Abstract
Snow cover is the most prevalent land cover type during northern hemisphere winter and thus a key component of the cryosphere, a major driver of Earth's climate system. Monitoring the variability of snow cover is vital to assess its impact on both global and regional climates and water resources. Since most snow-covered areas are in remote or inaccessible environments, where field measurements are sparse, spaceborne remote sensing, offering both frequent observations and global coverage, is widely used to monitor snow cover. In this study, we develop a deep convolutional encoder-decoder neural network to accurately distinguish snow from clouds and other land cover types over large geographical areas. The network is trained using two published collections of multispectral imagery from the Landsat-8 and Sentinel-2 satellites. When only using the visible blue, green, and red spectral bands, the network can classify snow cover with an F-score of 0.73 (0.7) for the Landsat-8 (Sentinel-2) dataset. Adding the near-infrared band increases the F-score to 0.79 (0.72) and adding the near-infrared and both shortwave-infrared spectral bands results in the best F-score of 0.82 (0.74).
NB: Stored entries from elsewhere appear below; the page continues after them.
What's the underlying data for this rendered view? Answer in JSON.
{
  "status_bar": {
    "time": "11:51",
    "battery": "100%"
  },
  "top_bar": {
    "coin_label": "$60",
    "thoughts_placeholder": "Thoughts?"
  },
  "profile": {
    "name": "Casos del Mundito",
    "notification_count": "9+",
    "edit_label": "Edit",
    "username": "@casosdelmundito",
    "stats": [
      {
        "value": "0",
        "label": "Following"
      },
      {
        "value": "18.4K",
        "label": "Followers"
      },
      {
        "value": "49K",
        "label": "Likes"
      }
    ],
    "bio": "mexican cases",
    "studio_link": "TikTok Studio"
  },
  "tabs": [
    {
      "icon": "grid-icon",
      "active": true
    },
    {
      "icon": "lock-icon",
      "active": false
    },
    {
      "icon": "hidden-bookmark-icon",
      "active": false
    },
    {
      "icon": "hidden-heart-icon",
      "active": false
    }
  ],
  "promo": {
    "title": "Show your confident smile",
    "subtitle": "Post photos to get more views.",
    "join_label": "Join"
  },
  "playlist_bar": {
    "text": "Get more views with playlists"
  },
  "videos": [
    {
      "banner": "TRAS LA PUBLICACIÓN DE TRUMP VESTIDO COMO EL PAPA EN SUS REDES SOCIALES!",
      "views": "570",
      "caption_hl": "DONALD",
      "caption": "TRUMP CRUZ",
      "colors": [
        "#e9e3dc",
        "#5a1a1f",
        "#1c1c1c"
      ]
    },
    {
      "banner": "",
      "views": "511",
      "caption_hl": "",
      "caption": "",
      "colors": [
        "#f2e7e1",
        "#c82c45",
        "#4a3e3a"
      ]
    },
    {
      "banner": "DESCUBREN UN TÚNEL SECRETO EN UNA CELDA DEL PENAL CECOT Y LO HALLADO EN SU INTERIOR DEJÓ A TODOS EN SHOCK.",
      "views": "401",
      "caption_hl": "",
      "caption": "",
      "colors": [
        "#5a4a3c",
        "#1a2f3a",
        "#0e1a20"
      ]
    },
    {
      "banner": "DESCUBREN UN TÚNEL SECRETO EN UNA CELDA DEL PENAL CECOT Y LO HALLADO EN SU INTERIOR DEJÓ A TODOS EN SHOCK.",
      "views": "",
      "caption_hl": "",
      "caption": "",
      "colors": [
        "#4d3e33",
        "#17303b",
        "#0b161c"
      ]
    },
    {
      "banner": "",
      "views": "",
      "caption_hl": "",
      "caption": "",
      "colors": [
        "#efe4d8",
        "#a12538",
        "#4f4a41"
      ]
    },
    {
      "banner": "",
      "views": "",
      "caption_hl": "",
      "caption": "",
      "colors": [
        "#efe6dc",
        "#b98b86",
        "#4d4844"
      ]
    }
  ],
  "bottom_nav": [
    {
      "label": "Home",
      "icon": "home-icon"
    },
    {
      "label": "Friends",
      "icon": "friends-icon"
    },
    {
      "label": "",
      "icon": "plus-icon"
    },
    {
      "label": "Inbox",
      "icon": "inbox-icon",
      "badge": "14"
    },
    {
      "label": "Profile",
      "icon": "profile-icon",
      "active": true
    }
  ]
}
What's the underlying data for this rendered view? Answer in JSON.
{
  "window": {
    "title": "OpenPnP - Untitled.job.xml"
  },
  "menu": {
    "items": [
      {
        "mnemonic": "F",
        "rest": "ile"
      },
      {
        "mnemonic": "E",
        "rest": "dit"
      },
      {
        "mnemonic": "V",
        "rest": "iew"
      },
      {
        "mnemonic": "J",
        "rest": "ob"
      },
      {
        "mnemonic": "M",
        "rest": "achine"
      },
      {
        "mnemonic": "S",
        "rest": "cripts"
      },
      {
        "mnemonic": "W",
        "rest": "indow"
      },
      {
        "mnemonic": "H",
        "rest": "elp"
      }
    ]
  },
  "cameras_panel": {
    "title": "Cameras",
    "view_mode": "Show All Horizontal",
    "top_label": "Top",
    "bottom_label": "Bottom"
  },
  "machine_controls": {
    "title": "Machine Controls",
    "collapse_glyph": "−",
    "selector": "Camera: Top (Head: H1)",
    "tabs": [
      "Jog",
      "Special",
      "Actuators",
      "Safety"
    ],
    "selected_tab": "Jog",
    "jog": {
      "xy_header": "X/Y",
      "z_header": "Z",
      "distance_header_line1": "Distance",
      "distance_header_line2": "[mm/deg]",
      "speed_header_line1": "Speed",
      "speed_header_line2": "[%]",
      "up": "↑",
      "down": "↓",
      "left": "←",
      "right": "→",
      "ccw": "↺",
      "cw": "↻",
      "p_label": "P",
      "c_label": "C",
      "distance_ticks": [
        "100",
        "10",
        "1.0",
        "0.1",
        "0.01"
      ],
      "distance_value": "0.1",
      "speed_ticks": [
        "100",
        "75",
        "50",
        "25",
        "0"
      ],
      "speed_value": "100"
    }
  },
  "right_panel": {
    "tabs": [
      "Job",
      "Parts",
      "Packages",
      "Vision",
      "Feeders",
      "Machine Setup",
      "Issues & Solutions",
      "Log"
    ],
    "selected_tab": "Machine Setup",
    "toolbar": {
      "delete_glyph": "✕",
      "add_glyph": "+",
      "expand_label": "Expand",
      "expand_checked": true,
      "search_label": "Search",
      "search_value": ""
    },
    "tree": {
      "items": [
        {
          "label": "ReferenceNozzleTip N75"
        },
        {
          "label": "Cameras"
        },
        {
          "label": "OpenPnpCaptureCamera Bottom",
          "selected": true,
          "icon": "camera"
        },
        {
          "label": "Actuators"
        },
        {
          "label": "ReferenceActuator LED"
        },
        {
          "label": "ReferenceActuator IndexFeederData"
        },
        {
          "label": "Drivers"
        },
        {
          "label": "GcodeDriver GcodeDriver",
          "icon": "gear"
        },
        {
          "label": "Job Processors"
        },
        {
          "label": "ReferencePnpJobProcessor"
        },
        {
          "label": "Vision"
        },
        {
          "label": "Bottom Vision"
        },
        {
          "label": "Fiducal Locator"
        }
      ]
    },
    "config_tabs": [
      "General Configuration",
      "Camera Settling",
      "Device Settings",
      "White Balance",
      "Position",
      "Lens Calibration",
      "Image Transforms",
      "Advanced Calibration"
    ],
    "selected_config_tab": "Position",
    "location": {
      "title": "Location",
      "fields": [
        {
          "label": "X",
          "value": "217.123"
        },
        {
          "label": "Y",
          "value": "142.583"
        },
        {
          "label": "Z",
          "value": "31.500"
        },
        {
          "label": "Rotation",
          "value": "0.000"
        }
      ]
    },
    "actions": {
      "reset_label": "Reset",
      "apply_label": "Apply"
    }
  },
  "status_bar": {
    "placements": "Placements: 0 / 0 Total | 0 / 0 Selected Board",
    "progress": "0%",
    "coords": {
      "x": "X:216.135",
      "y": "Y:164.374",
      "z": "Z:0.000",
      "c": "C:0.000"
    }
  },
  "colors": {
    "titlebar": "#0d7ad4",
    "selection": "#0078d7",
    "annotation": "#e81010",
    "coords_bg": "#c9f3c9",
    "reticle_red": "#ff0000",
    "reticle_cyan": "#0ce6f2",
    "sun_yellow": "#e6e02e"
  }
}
The generalization ability of the network to unseen data, which is different but related to the training data, is assessed by training the network on the Sentinel-2 dataset and applying it to the Landsat-8 dataset, and vice versa. The network pretrained on the Sentinel-2 (Landsat-8) dataset shows an F-score of 0.74 (0.77) on the Landsat-8 (Sentinel-2) dataset, without applying any transfer learning or post-processing methods. When the network weights are additionally fine-tuned using supervised domain adaptation, the F-score is 0.8 (0.77). Overall, the F-scores indicate that the deep convolutional neural network can adapt to various image acquisition conditions over different geographical areas and can generalize to unseen data from a different sensor than the training data. The overall accuracy of the network is 92% (94%) on the Landsat-8 (Sentinel-2) dataset. In conclusion, the convolutional encoder-decoder network is a flexible end-to-end deep learning algorithm able to distinguish snow cover from other land cover types, which does not require complicated pre-processing or any auxiliary data sources.